The answer is 62.5% or more for a 2:1 and 77.5% or more for a first.
Reply 2
Should really be able to work out things like this yourself by now

Anyway, the above poster seems to be right.
(edited 11 years ago)
Reply 3
Because you need a maths degree to work out simple percentages now?
Reply 4
Original post by MacroDan
Sweet freaking damn! You epitomise everything that is wrong with university nowadays. Where do universities find these people? You are entering your third year of higher education and you can't carry out the simplest of simple calculations. This isn't a "blonde moment", a blonde moment is "oh **** I can't remember what the capital of Bolivia is all of a sudden" not "oh **** I can't do primary school mathematics all of a sudden".

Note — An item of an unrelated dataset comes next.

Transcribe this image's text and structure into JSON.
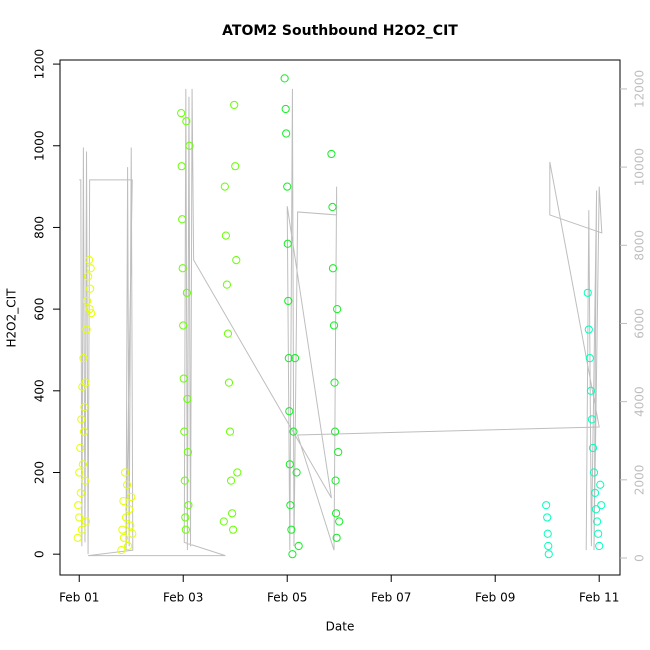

The answer is 62.5% or more for a 2:1 and 77.5% or more for a first.


Get Archimedes over here
Reply 5
Calculators (including online ones like Google) exist.
Reply 6
It's not necessarily as simple as working out the required percentages. You should really check your course regulations. There might be stipulations for certain classifications. It might require that a total of x is required along with a certain number of modules passed at 70% or more. At certain universities, this can mean that students who max out certain modules with very high scores, but score lower on several others don't necessarily get a 1st (or whatever) even though they might have the required average.

This can happen more often than one might think on degrees like Economics where students good at maths might get very high scores in maths, stats, and econometrics, but then bomb on macro, micro and so on - but still retain a high average.
(edited 11 years ago)
:lol:

You definitely haven't been here long.
Reply 8
Well, it is basic maths. If someone doesn't know how to do it then fine, I'll do it for them (as I frequently do) and won't make them feel bad about it or make them feel stupid. After all, I can't do everything in the world and there are people with genuine learning/maths difficulities. I wasn't confident doing long division until my final GCSE exams (despite being comfortable with algebra and some AS level maths) However, we can't pretend that it isn't simple maths and something that every 11 year old, let alone 20 year old, should ideally do. Numerical tests are used frequently in graduate job applications and will involve more complex maths than this, not to mention maths used in employment.

Anyway, I'm going to close this thread as the OP has received her answer although degree regulations and how classifications are determined can vary so it's probably best the OP gets advice from her department or consults the relevant literature.

If the OP would like me to move this to the specific university subforum where current students can inform her of her degree regulations then I will but she'll need to PM me the university name.